According to Stemple, Glaze, and Gerdeman (1995), the male-to-female transsexual not only has to increase her fundamental frequency while being careful not to damage the vocal folds, but also has to learn to modify the resonance, inflection, and intonation to make articulation more precise, and to modify coughing, vocalized pauses, and throat clearing (p. 204).

Therapy for the female-to-male transsexual appears to be less of an issue than therapy for the male-to-female transsexual. Many of the textbooks on voice disorders include a discussion of the therapy needs for the male-to-female transsexual but do not provide any details on procedures, techniques, or concerns for the clinician to consider in the therapy process. De Bruin, Coerts, and Greven (2000) provide the clinician with a detailed approach, including specific goals and subgoals, to follow in therapy for the male-to-female transsexual. Among the major goals are minimizing chest resonance; modifying intonation patterns, articulation, intensity, and rate; and feminizing laughing and coughing. In addition, they address other verbal and nonverbal aspects of feminine communication such as gestures, movements, greetings, shaking hands, dress, and hairdo. The authors briefly discuss laryngeal surgery but conclude that it only results in raising the fundamental frequency (which is not in itself sufficient to guarantee a feminine voice) and that the results of this surgery are not predictable.
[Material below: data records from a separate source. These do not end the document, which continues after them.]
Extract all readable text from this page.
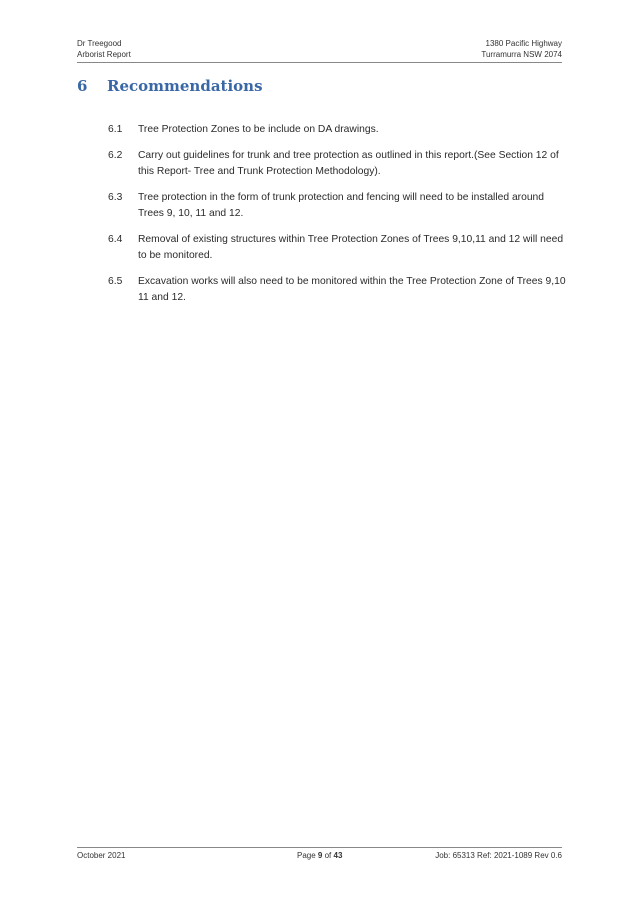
Dr Treegood
Arborist Report
1380 Pacific Highway
Turramurra NSW 2074
6 Recommendations
6.1 Tree Protection Zones to be include on DA drawings.
6.2 Carry out guidelines for trunk and tree protection as outlined in this report.(See Section 12 of this Report- Tree and Trunk Protection Methodology).
6.3 Tree protection in the form of trunk protection and fencing will need to be installed around Trees 9, 10, 11 and 12.
6.4 Removal of existing structures within Tree Protection Zones of Trees 9,10,11 and 12 will need to be monitored.
6.5 Excavation works will also need to be monitored within the Tree Protection Zone of Trees 9,10 11 and 12.
October 2021	Page 9 of 43	Job: 65313 Ref: 2021-1089 Rev 0.6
Batin (1983) includes vocabulary and language forms and uses videotapes of the male-to-female transsexual to teach the individual how to walk, sit down, and enter a room. Chaloner (1991) provides case histories, and uses role playing in group therapy to help the male-to-female transsexual become more successful in “living the female role” (p. 330). Future research on the assessment and treatment of transgendered individuals should provide the clinician with a larger repertoire of approaches to assist the transsexual individual in making the transition to a different sexual role.